Sunday, February 01, 2015

Concrete Floors!

Ready to start another blog page!  This is where I sit for many hours creating the blog pages you see here.  The process starts with choosing and re-sizing the photos I want to use out of the many that both Don & I have taken. Once they have been downloaded to the new Post page I enlarge them, put them in the order I want and then proceed to narrate what is happening in each one. 






At this point the concrete floors have been completed along with the re-bar headers which the workers refer to as beams.














At this point the beams connect all the walls on the first floor, and the columns on the outside of the corridors.

The equipment the men use here for construction is basic and many times created on the job.  Here you can see ladders, and structures used for scaffolding.  A lower version of the scaffolding is used as a table.






Notice the ladder leaned against the banana tree?  The men who live in the bodega cook the green bananas and use them much like we use potatoes.  Personally, I prefer my yellow with a small amount of green!

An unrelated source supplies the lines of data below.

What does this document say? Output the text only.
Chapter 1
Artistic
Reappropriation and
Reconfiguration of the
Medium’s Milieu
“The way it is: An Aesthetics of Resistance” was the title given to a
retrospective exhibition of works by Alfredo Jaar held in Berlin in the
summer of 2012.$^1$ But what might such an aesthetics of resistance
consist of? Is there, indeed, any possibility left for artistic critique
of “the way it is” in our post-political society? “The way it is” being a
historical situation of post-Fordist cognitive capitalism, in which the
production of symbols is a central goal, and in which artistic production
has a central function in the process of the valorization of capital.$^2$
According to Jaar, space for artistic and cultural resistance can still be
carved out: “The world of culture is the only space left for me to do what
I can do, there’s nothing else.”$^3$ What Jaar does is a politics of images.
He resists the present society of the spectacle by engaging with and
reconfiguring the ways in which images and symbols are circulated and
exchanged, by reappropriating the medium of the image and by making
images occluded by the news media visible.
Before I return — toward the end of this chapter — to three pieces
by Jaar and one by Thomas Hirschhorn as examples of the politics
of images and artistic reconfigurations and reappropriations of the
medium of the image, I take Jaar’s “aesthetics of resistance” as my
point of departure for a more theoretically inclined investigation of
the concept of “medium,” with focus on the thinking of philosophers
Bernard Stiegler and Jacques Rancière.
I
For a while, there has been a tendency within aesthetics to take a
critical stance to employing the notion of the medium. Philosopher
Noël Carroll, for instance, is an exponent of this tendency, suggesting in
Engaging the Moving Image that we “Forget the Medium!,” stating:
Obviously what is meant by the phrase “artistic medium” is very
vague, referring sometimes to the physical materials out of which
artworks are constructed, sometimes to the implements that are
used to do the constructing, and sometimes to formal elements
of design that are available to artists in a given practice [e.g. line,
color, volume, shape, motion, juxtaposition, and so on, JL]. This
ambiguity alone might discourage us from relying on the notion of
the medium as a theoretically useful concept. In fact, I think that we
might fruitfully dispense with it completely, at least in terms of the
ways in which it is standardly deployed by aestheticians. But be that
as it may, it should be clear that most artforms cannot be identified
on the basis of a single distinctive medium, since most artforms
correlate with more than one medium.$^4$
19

The poured concrete floor is made of gravel, sand and cement. After it is secreted by hand with a board and paddle trowel, the cement is allowed to set up in a rough form.  Later that day or the next day, they further finish the floor with mortar which has no gravel and makes a smoother surface.  Whenever a new paddle trowel is needed to finish a surface they just make it.




All the tubing is now covered with concrete and we hope we've thought of everything that will be needed in the future.









Each re-bar beam is created on site from re-bar and strips of thick wire.  The men twist and bend until each beam is the correct size and shape before it is lifted into place, leveled and secured.










Here is an example of an electrical box which is set into the concrete wall.  This particular wire box is for phone and internet services. Of the many electrical boxes that we have dug out in our concrete walls, some are for electrical others are for switches, outlets, phone, cable and wall lights.  





More of the tubing ready to extend to the second floor.









Putting a beam in place and the supports also created by the workers.















Although the house at the moment is grey, the scenery that surrounds it is spectacular and constantly changing!





A meeting with Carlos Cruz our contractor and Jose one of the project managers.  Carlos is always our contractor but the men who work on the house vary from week to week.  We will stop by one day and the faces have changed.